Credit Cards in Pakistan: Are They Worth It for the Average Salaried Person?
This article is for informational purposes only and does not constitute registered financial advice. Annual fees, markup rates, and waiver thresholds vary by bank and card, and change periodically — always check your specific bank’s current Schedule of Charges before applying for or using a credit card.
A credit card in Pakistan can genuinely work in your favor or genuinely work against you, and which one happens has almost nothing to do with the card itself and almost everything to do with whether you pay the statement in full each month. This is part of our pillar guide to credit cards, loans, and debt in Pakistan.
Key Takeaways
- Paying your full statement balance by the due date generally means zero markup, regardless of the card’s advertised rate
- Annual fees on many cards can be waived by hitting a spend threshold — check if that threshold matches your actual spending
- Cash advances generally have no grace period at all — markup starts accruing from the day of withdrawal
- The minimum due amount is designed to keep your account current, not to actually pay off your balance in a reasonable time
The One Habit That Determines Everything
Most Pakistani credit cards offer a grace period between your statement date and due date during which no markup accrues — but only if you paid your previous statement in full. The moment you carry any unpaid balance forward, that grace period effectively disappears, and markup — commonly in the 24%-45% per year range depending on the bank and card — applies going forward until you’re caught up again.
The Minimum Due Trap
The minimum due amount — typically around 5-10% of your outstanding balance — is designed to keep your account in good standing, not to actually pay off what you owe in a reasonable timeframe. Paying only the minimum on a large balance at a high markup rate can mean years of payments with a large share going toward markup rather than the principal you actually spent.
Cash Advances Are a Different, Worse Deal
Withdrawing cash on a credit card is generally treated very differently from a regular purchase — there’s usually no grace period at all, meaning markup starts accruing from the moment of withdrawal, on top of a separate cash advance fee (often a flat amount or a percentage of the withdrawal, whichever is higher). This makes credit card cash withdrawal one of the most expensive ways to access money in Pakistan’s formal financial system, worth avoiding except as a genuine last resort.
Is the Annual Fee Worth It?
Many Pakistani banks waive the annual fee on a card if you hit a minimum annual spend threshold — some entry-level cards require a relatively modest spend, while premium cards with larger fees require substantially higher spend to waive. Before choosing a card based on its rewards or prestige, check whether your actual spending pattern would realistically hit the waiver threshold — otherwise the annual fee itself may outweigh whatever rewards you’d earn.
When a Credit Card Genuinely Helps
Used deliberately — paid in full every month, with the annual fee waived or justified by rewards, and reserved for purchases you’d have made anyway — a credit card can offer purchase protection, some cashback or rewards value, and a useful record of spending. The tool itself isn’t the problem; treating available credit as available income is.
What This Means for You — Practical Steps
- Set a reminder before every due date and aim to pay the full statement balance, not the minimum
- Check your card’s annual fee waiver threshold against your real annual spend before assuming it’s “free”
- Avoid credit card cash withdrawals except as a genuine emergency — the cost structure is meaningfully worse than a purchase
- If you’re currently carrying a balance, see How to Get Out of Debt in Pakistan for a structured way to pay it down
Frequently Asked Questions
Does carrying a small balance help my credit history?

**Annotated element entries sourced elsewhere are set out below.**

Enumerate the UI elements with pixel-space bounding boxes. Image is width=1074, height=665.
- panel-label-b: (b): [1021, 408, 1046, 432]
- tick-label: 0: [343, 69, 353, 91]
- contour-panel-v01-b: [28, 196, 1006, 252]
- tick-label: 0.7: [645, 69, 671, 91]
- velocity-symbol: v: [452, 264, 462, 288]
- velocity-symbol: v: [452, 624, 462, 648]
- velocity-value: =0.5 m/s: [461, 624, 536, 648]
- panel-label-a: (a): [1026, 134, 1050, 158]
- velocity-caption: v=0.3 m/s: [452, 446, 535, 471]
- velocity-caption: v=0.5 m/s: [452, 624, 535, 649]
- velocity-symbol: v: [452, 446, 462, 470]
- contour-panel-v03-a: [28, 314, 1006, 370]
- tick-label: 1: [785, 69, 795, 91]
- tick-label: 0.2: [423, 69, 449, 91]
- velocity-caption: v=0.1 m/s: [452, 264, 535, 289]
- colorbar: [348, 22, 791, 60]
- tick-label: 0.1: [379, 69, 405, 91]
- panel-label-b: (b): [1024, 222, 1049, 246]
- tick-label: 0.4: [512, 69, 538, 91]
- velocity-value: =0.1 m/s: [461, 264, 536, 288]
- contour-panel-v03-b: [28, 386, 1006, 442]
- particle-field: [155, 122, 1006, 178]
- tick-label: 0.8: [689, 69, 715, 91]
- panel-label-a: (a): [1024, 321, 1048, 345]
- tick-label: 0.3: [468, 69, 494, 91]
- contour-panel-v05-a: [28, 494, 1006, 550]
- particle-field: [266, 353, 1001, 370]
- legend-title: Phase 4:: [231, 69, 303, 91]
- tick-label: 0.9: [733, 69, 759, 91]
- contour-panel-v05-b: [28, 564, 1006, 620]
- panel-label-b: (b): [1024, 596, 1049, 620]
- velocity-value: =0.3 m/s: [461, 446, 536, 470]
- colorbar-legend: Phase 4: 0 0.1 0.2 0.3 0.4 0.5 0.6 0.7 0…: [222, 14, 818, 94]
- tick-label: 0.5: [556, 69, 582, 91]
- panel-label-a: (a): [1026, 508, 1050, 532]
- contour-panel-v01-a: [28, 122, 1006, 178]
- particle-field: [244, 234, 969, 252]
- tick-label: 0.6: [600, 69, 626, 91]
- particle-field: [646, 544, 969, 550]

Not meaningfully — paying in full each month still demonstrates responsible use and on-time payment, which is generally what matters for credit history, without the cost of carrying markup.
Should I close a card I don’t use?
Check whether it has an annual fee first — an unused card with a waived or zero annual fee costs you nothing to keep, while one with an active fee is worth reconsidering if you’re not using it enough to justify the cost.
Conclusion
A credit card in Pakistan is worth it for the average salaried person specifically when it’s paid in full every month and the annual fee is justified by actual spending — outside of that, the same card can become one of the more expensive ways to owe money. See our pillar guide, Credit Cards, Loans, and Debt in Pakistan, for how this compares to other borrowing options.